Anas Bebas, SBY Cemas
Anas Bebas, SBY Cemas
Kemarin Anas urbaningrum bebas. Menjelang Lebaran tentu membahagiakan bagi keluarga dan loyalisnya. Tetapi pasti tidak demikian dengan Pak Beye dan partai Demokratnya. Tentu publik masih ingat, bagaimana drama demi drama tercipta demi partai mersi itu bisa menjadi “milik” Yudoyono, dan kini ada di tangan AHY.
Anas Urbaningum jelas bukan pahlawan, bisa jadi korupsi itu benar adanya, atau sama sekali tidak juga kecil kemungkinannya. Tetapi bahwa ada upaya politisasi kog juga naif jika mengatakan tidak. Mengapa?
Ia adalah orang KPU, wasit dari partai politik yang berkontestasi, usai tidak menjabat, masuk partai. Apakah wajar bisa bersikap obyektif dan benar-benar tidak ada tindakan yang di luar kepatutan jika demikian. toh koleganya, Andi Nurpati kedapatan memainkan kekuasaan untuk partainya dan menjungkalkan pihak lain.
Tentu saja ini cenderung asumtif, namun pasti ada dasar yang cukup, dengan melihat rekam jejak, kebiasaan, dan penegakkan hukum yang sangat lemah di negeri ini. Hanya Demokrat yang mengalami peningkatan dan penyusutan suara paling ekstrem, itu bisa menjadi indikasi karena peran orang-orang mantan KPU.
Mengapa SBY susah tidur?
Pertama, pencalonan AHY menjadi salah satu kandidat, wapres yang paling rasional sampai sekarang masih juga belum ada kejelasan. Sudah membawa proposal dan maaf, mengemis ke mana-mana toh juga belum ada kata sepakat dari Koalisi Perubahan. Bapak siapa yang tidak ketar-ketir coba.
Kedua, ada PK dari kubu Moeldoko dan kawan-kawan yang menggugat kepengurusan AHY. Ini jelas menguras energi, 24 menjelang, bukannya jelas malah harus konsentrasi terpecah belah. Padahal segala upaya sudah dilakukan, apa daya, partai menengah bawah punya keinginan super gede.

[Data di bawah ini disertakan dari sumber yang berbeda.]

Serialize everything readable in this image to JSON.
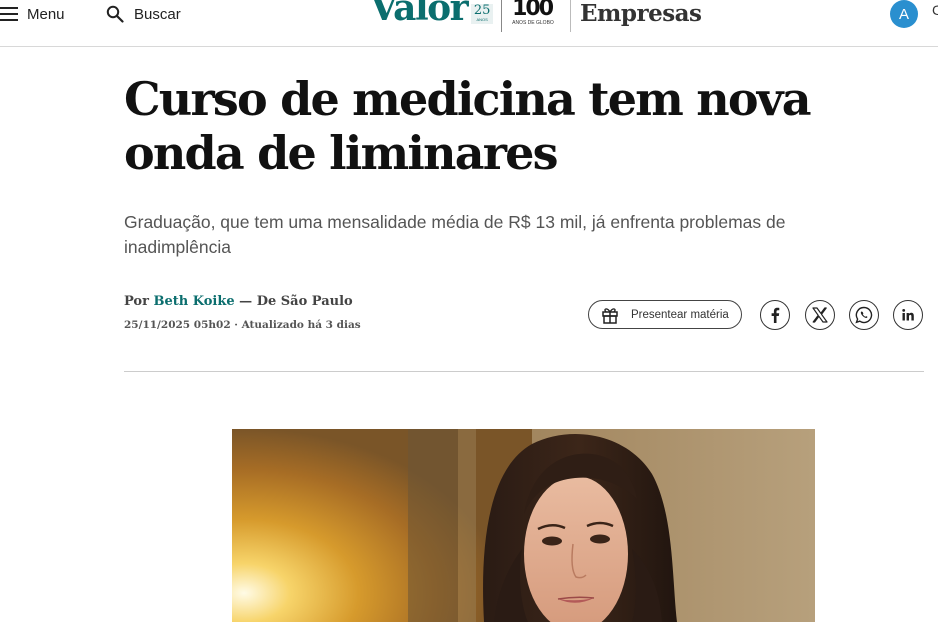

Ketiga, eh malah juga kebebasan Anas Urbaningrum pada moment yang relatif sama. Tentu saja PK dari loyalis Demokrat bukan kubu AHY juga memang menggunakan momentum itu.
Kondisi itu tentu membebani Pak Beye yang sangat berat. AHY sama sekali belum bisa diandalkan ala pandangan sang pepo. Ini makin berat, padahal jika melepaskan bisa jadi lebih moncer. Memang dalam banyak kesempatan kelihatan mentah dan belum bisa apa-apa. malah cenderung lingkarannya juga tidak mendewasakan.
Menuding Anas sebagai biang kerok anjloknya Demokrat di dua ajang pemilu adalah naif. Korupsi dan kepemimpinan itu sumber kebusukan dan pembusukan partai yang tidak mau diakui dan bebenah. Tamat. Anas terlibat sangat mungkin, pasti demikian, tetapi ada yang lain-lainnya sama besarnya kesalahannya.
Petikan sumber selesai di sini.